Having performed advice processing, the debugger inspects the command variable. The command values different from proceed and flit are called divertive, as they alter the normal flow of control (e.g. proceed(...,...)), or involve user interaction (ask). If the command value is divertive, then the prescribed action is performed immediately, without executing the spypoint selection process. Otherwise, if command = proceed, it is noted that the advice part requests the building of a procedure box. Next, the second, spypoint processing pass is carried out, and possible user interaction takes place, as described earlier. A procedure box is built if either the advice-point or the spypoint search requests this.

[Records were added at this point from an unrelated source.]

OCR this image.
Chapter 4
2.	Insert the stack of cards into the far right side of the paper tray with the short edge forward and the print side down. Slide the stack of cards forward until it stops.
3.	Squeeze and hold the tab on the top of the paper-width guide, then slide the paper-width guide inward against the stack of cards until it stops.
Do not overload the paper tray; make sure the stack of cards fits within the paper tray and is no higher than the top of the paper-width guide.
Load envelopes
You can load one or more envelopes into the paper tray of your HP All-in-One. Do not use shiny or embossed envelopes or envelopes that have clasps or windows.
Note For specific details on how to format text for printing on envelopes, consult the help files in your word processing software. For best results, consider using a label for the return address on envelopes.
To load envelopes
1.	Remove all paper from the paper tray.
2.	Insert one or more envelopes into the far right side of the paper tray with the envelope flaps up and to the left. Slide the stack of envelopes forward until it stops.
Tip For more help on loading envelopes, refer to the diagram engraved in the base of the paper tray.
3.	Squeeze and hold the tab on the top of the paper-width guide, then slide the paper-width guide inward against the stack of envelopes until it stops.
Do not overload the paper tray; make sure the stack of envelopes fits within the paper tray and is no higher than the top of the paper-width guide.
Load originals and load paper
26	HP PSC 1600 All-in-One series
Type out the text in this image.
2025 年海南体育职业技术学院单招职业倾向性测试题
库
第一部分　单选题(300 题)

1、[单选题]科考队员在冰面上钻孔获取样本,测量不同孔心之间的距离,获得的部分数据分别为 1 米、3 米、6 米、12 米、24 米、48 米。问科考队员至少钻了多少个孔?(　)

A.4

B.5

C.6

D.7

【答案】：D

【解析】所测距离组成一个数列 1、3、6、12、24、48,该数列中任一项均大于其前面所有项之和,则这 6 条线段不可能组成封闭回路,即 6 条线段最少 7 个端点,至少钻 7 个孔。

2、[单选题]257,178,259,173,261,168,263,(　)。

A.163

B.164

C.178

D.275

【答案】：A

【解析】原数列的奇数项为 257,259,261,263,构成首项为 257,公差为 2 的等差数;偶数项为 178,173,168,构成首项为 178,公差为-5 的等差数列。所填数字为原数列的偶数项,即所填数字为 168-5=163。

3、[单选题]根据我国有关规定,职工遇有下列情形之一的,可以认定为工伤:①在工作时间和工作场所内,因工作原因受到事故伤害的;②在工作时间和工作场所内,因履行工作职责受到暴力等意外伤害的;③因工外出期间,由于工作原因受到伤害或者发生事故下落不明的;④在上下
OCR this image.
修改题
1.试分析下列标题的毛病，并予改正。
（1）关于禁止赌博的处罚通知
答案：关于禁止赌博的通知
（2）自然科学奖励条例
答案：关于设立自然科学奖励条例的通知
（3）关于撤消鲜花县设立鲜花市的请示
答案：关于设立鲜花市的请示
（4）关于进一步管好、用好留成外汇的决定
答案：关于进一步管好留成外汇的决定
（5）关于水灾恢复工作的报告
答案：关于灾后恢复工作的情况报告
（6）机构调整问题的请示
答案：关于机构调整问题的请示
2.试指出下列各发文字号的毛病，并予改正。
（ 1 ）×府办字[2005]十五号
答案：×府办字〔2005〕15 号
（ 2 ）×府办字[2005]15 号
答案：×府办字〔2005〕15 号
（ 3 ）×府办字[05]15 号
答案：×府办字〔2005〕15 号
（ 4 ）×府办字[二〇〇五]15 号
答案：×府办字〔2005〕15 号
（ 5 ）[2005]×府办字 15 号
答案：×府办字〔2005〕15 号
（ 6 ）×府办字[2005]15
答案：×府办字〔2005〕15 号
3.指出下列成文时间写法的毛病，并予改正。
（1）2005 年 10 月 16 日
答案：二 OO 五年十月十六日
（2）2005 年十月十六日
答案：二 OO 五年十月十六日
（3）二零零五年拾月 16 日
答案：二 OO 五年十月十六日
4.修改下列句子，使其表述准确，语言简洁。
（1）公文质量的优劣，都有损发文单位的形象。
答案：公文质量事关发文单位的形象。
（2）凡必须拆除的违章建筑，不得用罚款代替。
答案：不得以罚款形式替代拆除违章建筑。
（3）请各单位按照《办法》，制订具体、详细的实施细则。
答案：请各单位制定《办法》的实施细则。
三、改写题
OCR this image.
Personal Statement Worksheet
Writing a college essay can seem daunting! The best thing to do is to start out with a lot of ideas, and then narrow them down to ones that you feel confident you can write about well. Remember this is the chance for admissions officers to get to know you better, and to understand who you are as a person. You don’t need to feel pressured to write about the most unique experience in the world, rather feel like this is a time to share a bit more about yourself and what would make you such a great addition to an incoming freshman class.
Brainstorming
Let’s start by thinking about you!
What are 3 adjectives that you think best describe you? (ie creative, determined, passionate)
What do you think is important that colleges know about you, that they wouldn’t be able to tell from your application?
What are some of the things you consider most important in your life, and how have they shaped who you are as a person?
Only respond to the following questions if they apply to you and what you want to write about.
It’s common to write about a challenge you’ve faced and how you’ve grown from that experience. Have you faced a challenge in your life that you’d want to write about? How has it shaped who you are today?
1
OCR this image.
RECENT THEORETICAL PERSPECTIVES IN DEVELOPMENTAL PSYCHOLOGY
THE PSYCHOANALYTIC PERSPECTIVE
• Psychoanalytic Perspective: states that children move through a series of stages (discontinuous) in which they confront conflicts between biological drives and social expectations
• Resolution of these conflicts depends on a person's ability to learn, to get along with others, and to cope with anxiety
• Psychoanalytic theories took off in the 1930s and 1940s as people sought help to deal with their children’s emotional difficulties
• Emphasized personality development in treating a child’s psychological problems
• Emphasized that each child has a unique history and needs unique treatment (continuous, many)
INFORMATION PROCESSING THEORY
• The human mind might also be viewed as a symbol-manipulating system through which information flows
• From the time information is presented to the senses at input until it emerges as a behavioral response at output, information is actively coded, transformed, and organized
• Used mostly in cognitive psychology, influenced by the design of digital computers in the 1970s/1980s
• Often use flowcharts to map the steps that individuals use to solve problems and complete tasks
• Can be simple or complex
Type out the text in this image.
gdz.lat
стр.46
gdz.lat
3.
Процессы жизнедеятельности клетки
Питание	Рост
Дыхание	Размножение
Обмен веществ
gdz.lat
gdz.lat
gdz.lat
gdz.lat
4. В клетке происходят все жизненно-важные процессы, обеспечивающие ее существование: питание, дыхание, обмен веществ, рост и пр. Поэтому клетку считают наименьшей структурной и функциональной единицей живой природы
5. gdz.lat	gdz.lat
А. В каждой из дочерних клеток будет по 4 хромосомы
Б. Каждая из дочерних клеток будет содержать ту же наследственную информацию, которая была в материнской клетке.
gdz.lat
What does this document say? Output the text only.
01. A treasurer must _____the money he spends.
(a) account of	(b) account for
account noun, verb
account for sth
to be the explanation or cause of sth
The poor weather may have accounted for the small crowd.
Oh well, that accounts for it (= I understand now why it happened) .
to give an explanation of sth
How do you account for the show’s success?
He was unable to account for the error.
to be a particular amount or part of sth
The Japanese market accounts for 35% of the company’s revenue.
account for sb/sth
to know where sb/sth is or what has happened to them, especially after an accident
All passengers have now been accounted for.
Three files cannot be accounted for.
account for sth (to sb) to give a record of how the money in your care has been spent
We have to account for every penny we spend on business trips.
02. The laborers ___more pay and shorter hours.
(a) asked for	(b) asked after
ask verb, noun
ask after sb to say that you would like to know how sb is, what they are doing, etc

Let us conclude this section by another example, a generic advice-point for collecting branch coverage information:

| ?- add_breakpoint(
      (advice,call) -
          (   line(F,L) -> true(assert(line_reached(F,L))), flit
          ;   flit
          ), _).
% Generic advice point added, BID=1
% advice,source_info
| ?- foo(4,X).
X = 3 ? ;
% advice,source_info
| ?- setof(X, line_reached(F,X), S).
F = '/home/bob/',
S = [31,33,34,35,36]

This advice-point will be applicable at every Call port. It will then assert a fact with the file name and the line number if source information is available. Finally, it will set the command variable to flit on both branches of execution. This is to communicate the fact that the advice-point does not request the building of a procedure box.

It is important to note that this recording of the line numbers reached is performed independently of the interactive debugging.

In this example we used the ','/2 operator, rather than list notation, for describing the conjunction of conditions, as this seems to fit better the if-then-else expression used in the action part. We could have still used lists in the tests part, and in the "then" part of the actions. Note that if we omit the "else" branch, the action part will fail if no source information is available for the given call. This will cause a procedure box to be built, which is an unnecessary overhead. An alternative solution, using the line/2 test twice, is the following:

| ?- add_breakpoint([advice,call,line(_,_)]-
                    [line(F,L),true(assert(line_reached(F,L))),flit], _).

Further examples of advice-points are available in library(debugger_examples).